I have a Blue Fronted Amazon who would LOVE to be in a shop! She likes anything loud and consequently sings her version of "opera" with no words. 


More at My Photobucket Album


----------



## ValleyTheaterKid (May 8, 2011)

ok that is an awesome picture lol


----------



## BrianWolfe (May 9, 2011)

We have had a cat(s) in my shop for 30 years. They have been good company. They are shop cats though, owned by the shop owner. I wouldn't support people bringing their own pets into the shop. Too unpredictable and unfair to shop personnel who do not want them in the shop. We did have an awful incident where a 21 year old cat was run over by a forklift he could not hear. The new cat stays in the office where she is safe..


----------



## gafftaper (May 11, 2011)

Typically it's a big no no in educational theater. Most schools don't allow dogs on campus period. 

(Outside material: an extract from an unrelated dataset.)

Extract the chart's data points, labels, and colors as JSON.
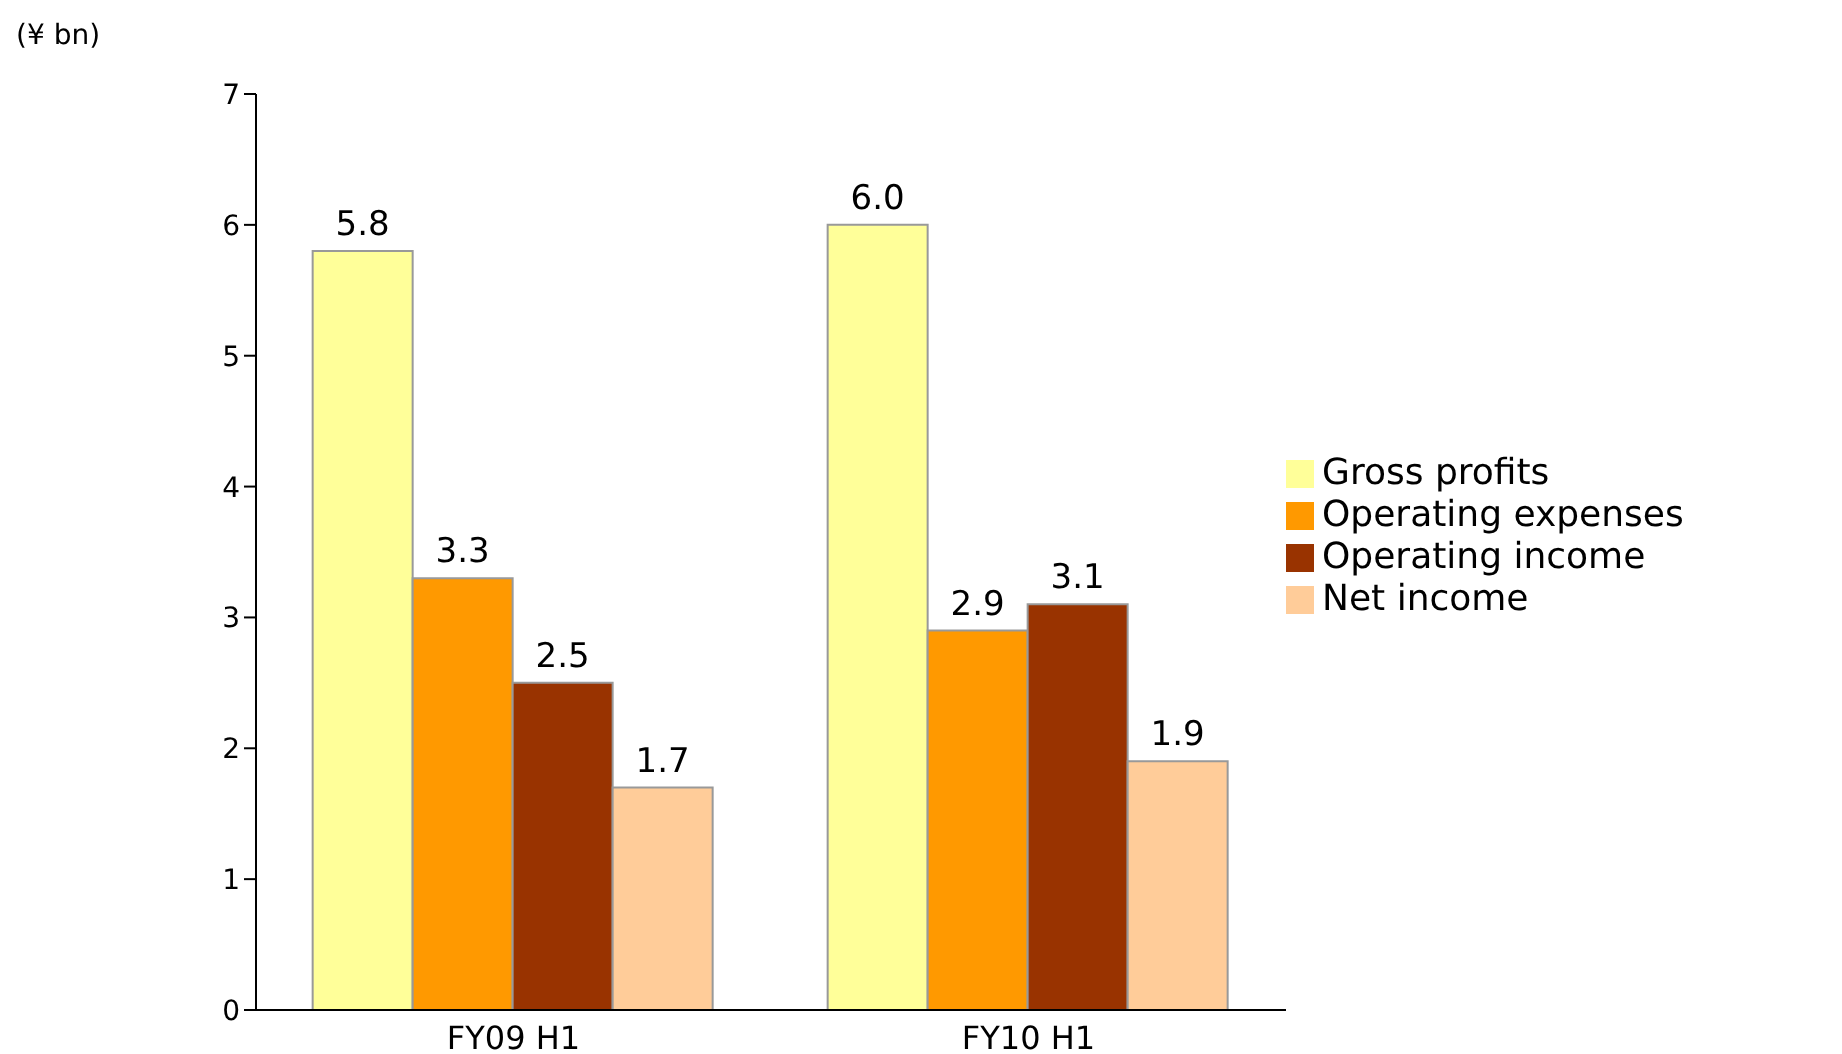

The big theater supply store here in town has been a dog friendly business for well over 20 years. It's so dog friendly they don't have a catalog they have a "Dogalog". The original owner would always have two big dogs with him, and many others were around the business office, rental shop, and store. He's gone but the tradition continues. My favorite Dogalog cover was from back in the 90's. It was a spoof of the Cats logo with a black lab and golden eyes instead. At random points in the dogalog there are pictures of dogs with products. My favorite was many years ago and a picture of a big dog in a makeup chair who looks really excited, with the caption, "Did someone say something about Pancakes?" You can download the 2010 Dogalog  here.


----------



## mstaylor (May 11, 2011)

I am a huge dog lover, curently housing an American Bulldog for a serviceman in Afganastan, but they have no business at work. I have seen too many people that have no clue how to care or train animals and they create havoc. Every dog I have ever owned did what I asked when asked but they stayed at the house.


----------



## JChenault (May 12, 2011)

gafftaper said:


> The big theater supply store here in town has been a dog friendly business for well over 20 years. It's so dog friendly they don't have a catalog they have a "Dogalog". The original owner would always have two big dogs with him, and many others were around the business office, rental shop, and store. .

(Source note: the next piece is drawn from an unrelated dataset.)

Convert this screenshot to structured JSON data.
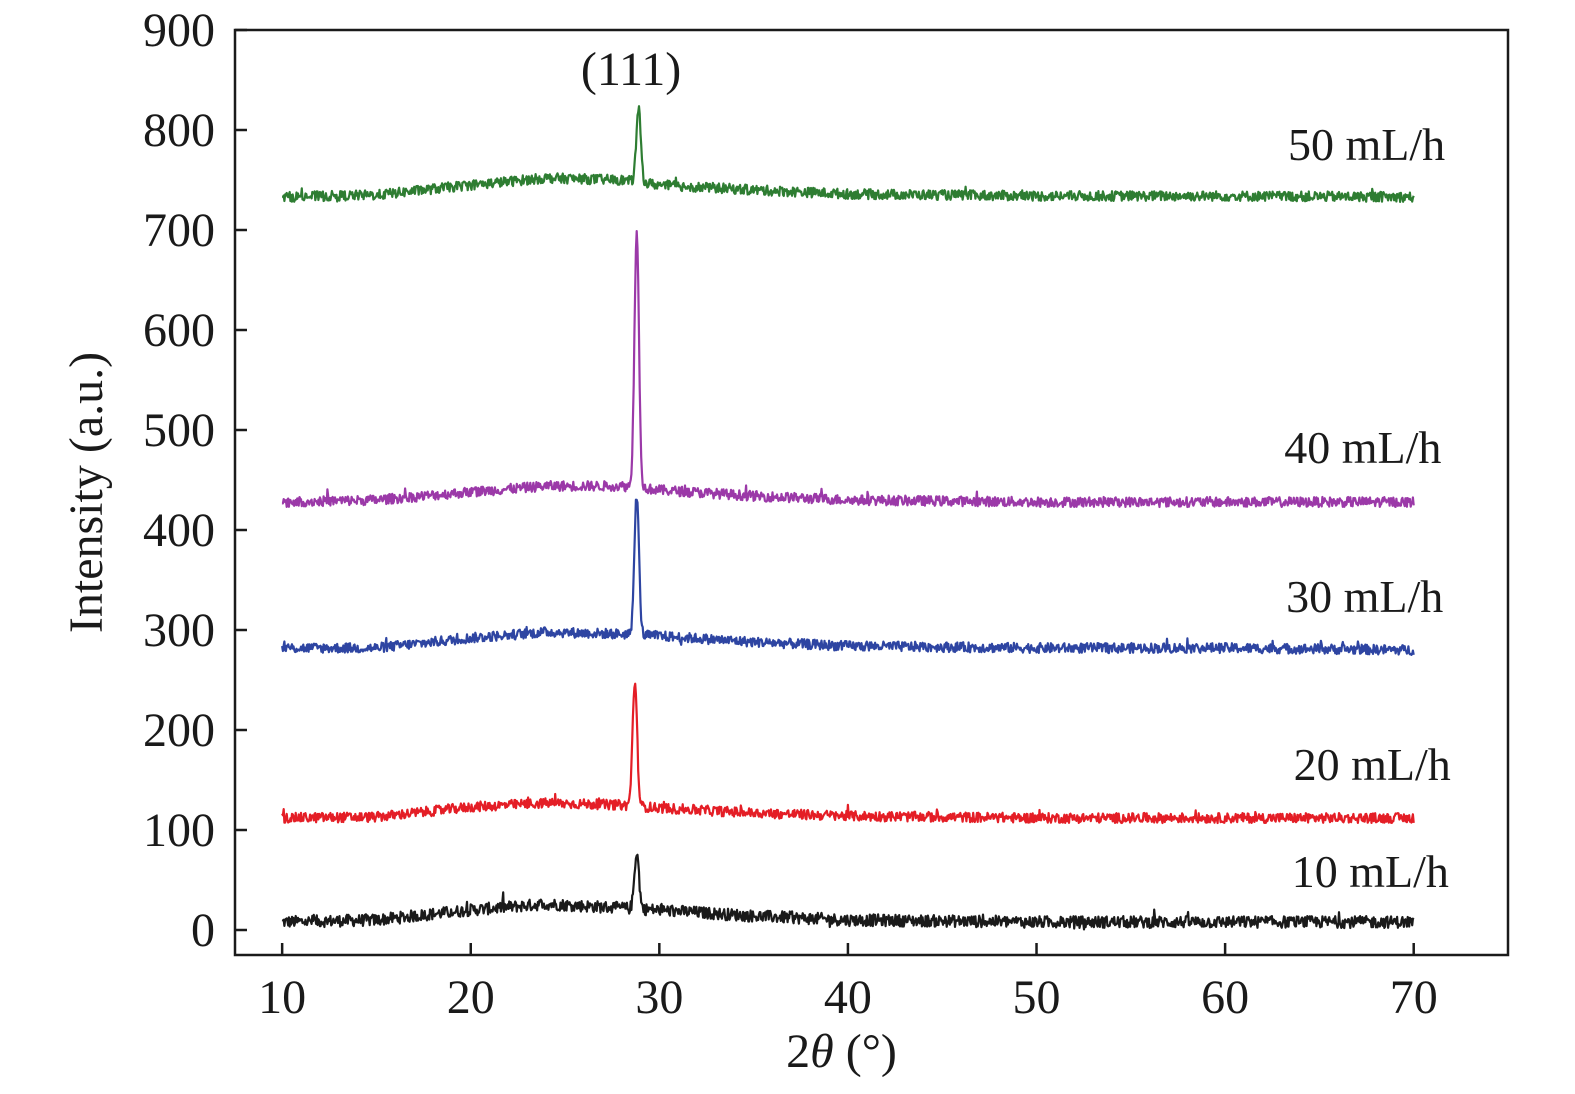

Perhaps this a Seattle area thing. At a community theatre I work with in Edmonds, dogs are welcome to visit during construction, hang focus, etc. 
I work with a theatre in Tacoma where the managing director /artistic director and his partner have their dogs there every day ( they mostly stay in the artistic directors office). The development director is bringing her dog in now.
When I worked foe Amazon.com, they ran a pet friendly building. Any employee could bring in their pet - but it was mostly dogs. 
The general rule is that the animal must be well behaved, and if it makes a mess you are required to clean it up yourself.

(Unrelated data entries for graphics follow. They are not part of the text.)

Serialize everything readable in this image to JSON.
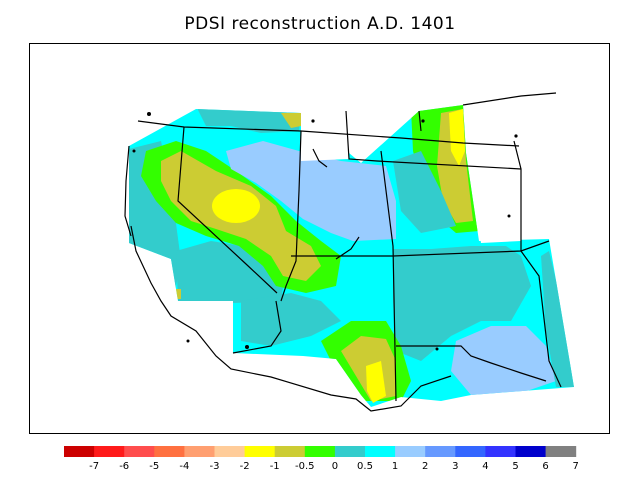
{
  "title": "PDSI reconstruction A.D. 1401",
  "legend": {
    "colors": [
      "#cc0000",
      "#ff1a1a",
      "#ff4d4d",
      "#ff7040",
      "#ff9f70",
      "#ffcc99",
      "#ffff00",
      "#cccc33",
      "#33ff00",
      "#33cccc",
      "#00ffff",
      "#99ccff",
      "#6699ff",
      "#3366ff",
      "#3333ff",
      "#0000cc",
      "#808080"
    ],
    "labels": [
      "-7",
      "-6",
      "-5",
      "-4",
      "-3",
      "-2",
      "-1",
      "-0.5",
      "0",
      "0.5",
      "1",
      "2",
      "3",
      "4",
      "5",
      "6",
      "7"
    ]
  }
}
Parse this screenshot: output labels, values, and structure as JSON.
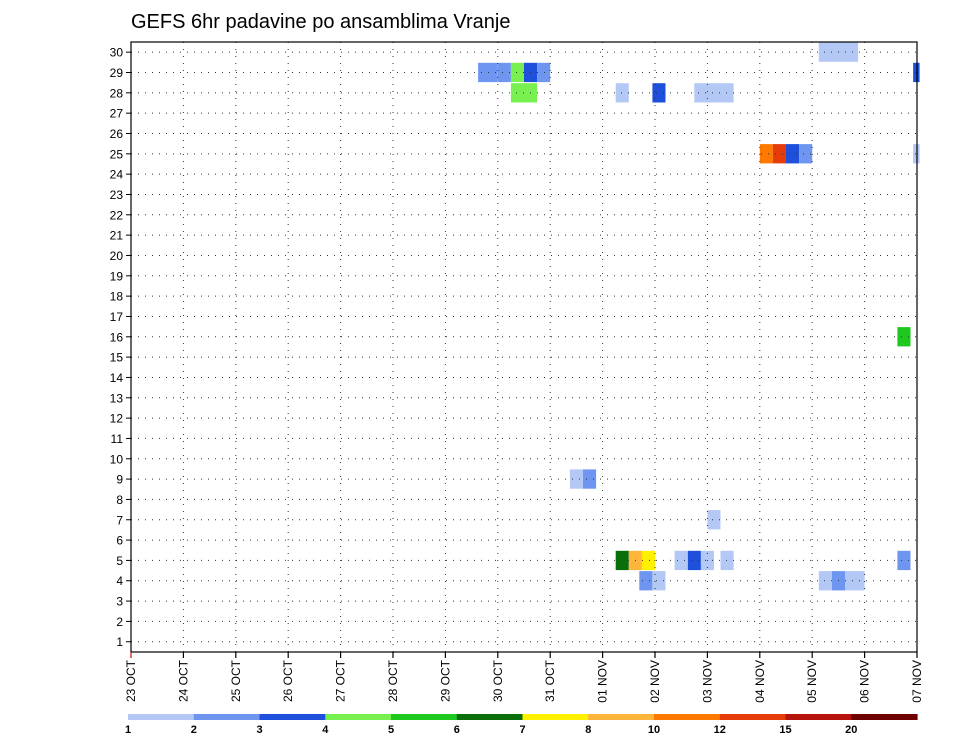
{
  "chart_data": {
    "type": "heatmap",
    "title": "GEFS 6hr padavine po ansamblima Vranje",
    "x_labels": [
      "23 OCT",
      "24 OCT",
      "25 OCT",
      "26 OCT",
      "27 OCT",
      "28 OCT",
      "29 OCT",
      "30 OCT",
      "31 OCT",
      "01 NOV",
      "02 NOV",
      "03 NOV",
      "04 NOV",
      "05 NOV",
      "06 NOV",
      "07 NOV"
    ],
    "x_unit": "6-hour step",
    "xlim": [
      0,
      60
    ],
    "y_ticks": [
      1,
      2,
      3,
      4,
      5,
      6,
      7,
      8,
      9,
      10,
      11,
      12,
      13,
      14,
      15,
      16,
      17,
      18,
      19,
      20,
      21,
      22,
      23,
      24,
      25,
      26,
      27,
      28,
      29,
      30
    ],
    "ylim": [
      0,
      30
    ],
    "legend_labels": [
      "1",
      "2",
      "3",
      "4",
      "5",
      "6",
      "7",
      "8",
      "10",
      "12",
      "15",
      "20"
    ],
    "legend_colors": [
      "#b4c8f5",
      "#6e96f0",
      "#1e50dc",
      "#78f050",
      "#1ec81e",
      "#0a6e0a",
      "#fff000",
      "#ffb43c",
      "#ff7800",
      "#e63c0a",
      "#b4140a",
      "#6e0000"
    ],
    "grid": true,
    "cells": [
      {
        "step": 26.5,
        "member": 29,
        "width": 1.5,
        "value": 2
      },
      {
        "step": 28,
        "member": 29,
        "width": 1,
        "value": 2
      },
      {
        "step": 29,
        "member": 29,
        "width": 1,
        "value": 4
      },
      {
        "step": 30,
        "member": 29,
        "width": 1,
        "value": 3
      },
      {
        "step": 31,
        "member": 29,
        "width": 1,
        "value": 2
      },
      {
        "step": 29,
        "member": 28,
        "width": 2,
        "value": 4
      },
      {
        "step": 37,
        "member": 28,
        "width": 1,
        "value": 1
      },
      {
        "step": 39.8,
        "member": 28,
        "width": 1,
        "value": 3
      },
      {
        "step": 43,
        "member": 28,
        "width": 3,
        "value": 1
      },
      {
        "step": 52.5,
        "member": 30,
        "width": 3,
        "value": 1
      },
      {
        "step": 59.7,
        "member": 29,
        "width": 0.5,
        "value": 3
      },
      {
        "step": 48,
        "member": 25,
        "width": 1,
        "value": 10
      },
      {
        "step": 49,
        "member": 25,
        "width": 1,
        "value": 12
      },
      {
        "step": 50,
        "member": 25,
        "width": 1,
        "value": 3
      },
      {
        "step": 51,
        "member": 25,
        "width": 1,
        "value": 2
      },
      {
        "step": 59.7,
        "member": 25,
        "width": 0.5,
        "value": 1
      },
      {
        "step": 58.5,
        "member": 16,
        "width": 1,
        "value": 5
      },
      {
        "step": 33.5,
        "member": 9,
        "width": 1,
        "value": 1
      },
      {
        "step": 34.5,
        "member": 9,
        "width": 1,
        "value": 2
      },
      {
        "step": 44,
        "member": 7,
        "width": 1,
        "value": 1
      },
      {
        "step": 37,
        "member": 5,
        "width": 1,
        "value": 6
      },
      {
        "step": 38,
        "member": 5,
        "width": 1,
        "value": 8
      },
      {
        "step": 39,
        "member": 5,
        "width": 1,
        "value": 7
      },
      {
        "step": 41.5,
        "member": 5,
        "width": 1,
        "value": 1
      },
      {
        "step": 42.5,
        "member": 5,
        "width": 1,
        "value": 3
      },
      {
        "step": 43.5,
        "member": 5,
        "width": 1,
        "value": 1
      },
      {
        "step": 45,
        "member": 5,
        "width": 1,
        "value": 1
      },
      {
        "step": 58.5,
        "member": 5,
        "width": 1,
        "value": 2
      },
      {
        "step": 38.8,
        "member": 4,
        "width": 1,
        "value": 2
      },
      {
        "step": 39.8,
        "member": 4,
        "width": 1,
        "value": 1
      },
      {
        "step": 52.5,
        "member": 4,
        "width": 1,
        "value": 1
      },
      {
        "step": 53.5,
        "member": 4,
        "width": 1,
        "value": 2
      },
      {
        "step": 54.5,
        "member": 4,
        "width": 1.5,
        "value": 1
      }
    ]
  }
}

I really enjoyed having pets in the office. Most folks liked it. A few hated it.


----------



## techieman33 (May 12, 2011)

JChenault said:


> Perhaps this a Seattle area thing. At a community theatre I work with in Edmonds, dogs are welcome to visit during construction, hang focus, etc.
> I work with a theatre in Tacoma where the managing director /artistic director and his partner have their dogs there every day ( they mostly stay in the artistic directors office). The development director is bringing her dog in now.
> When I worked foe Amazon.com, they ran a pet friendly building. Any employee could bring in their pet - but it was mostly dogs.
> The general rule is that the animal must be well behaved, and if it makes a mess you are required to clean it up yourself.
> ...


 
Pets hanging out in the office is one thing, but a working stage or shop is an extremely dangerous practice no matter how well behaved an animal is "most of the time".


----------



## GBtimex (May 12, 2011)

One of the people here before me set up a program on campus to feed, shelter and spay any stray cat that showed up on campus. They built a little cat house right next to the dock and keep food in one of our storage rooms. That room became known as the "***** Lair" and the name always raises an eyebrow. We have only had one in our house once and he did NOT like being a loud, food less and cold place for long. He left the second we opened the door the next day. I have never seen one in house but they always end up laying on my car when I am unloading it. 


I have been wanting to bring a Labrador into the space on those long days when we get bored. It is rather unprofessional in my own biased opinion but life is too short and IF they do no harm why not? I have worked in some spaces that brought dogs in and everyone was in a better mood because of it and work tended to get done faster. Sometimes you have to throw up your hands and say "oh well". I would always rather have a dog back stage than a baby or small child ANYTIME. 

Interesting talk. 

GBtimex


----------



## derekleffew (May 12, 2011)

GBtimex said:


> One of the people here before me set up a program on campus to feed, shelter and spay any stray cat that showed up on campus. They built a little cat house right next to the dock and keep food in one of our storage rooms. That room became known as the "***** Lair" and the name always raises an eyebrow. ...


_The Best Little Cathouse in Texas_ ?


----------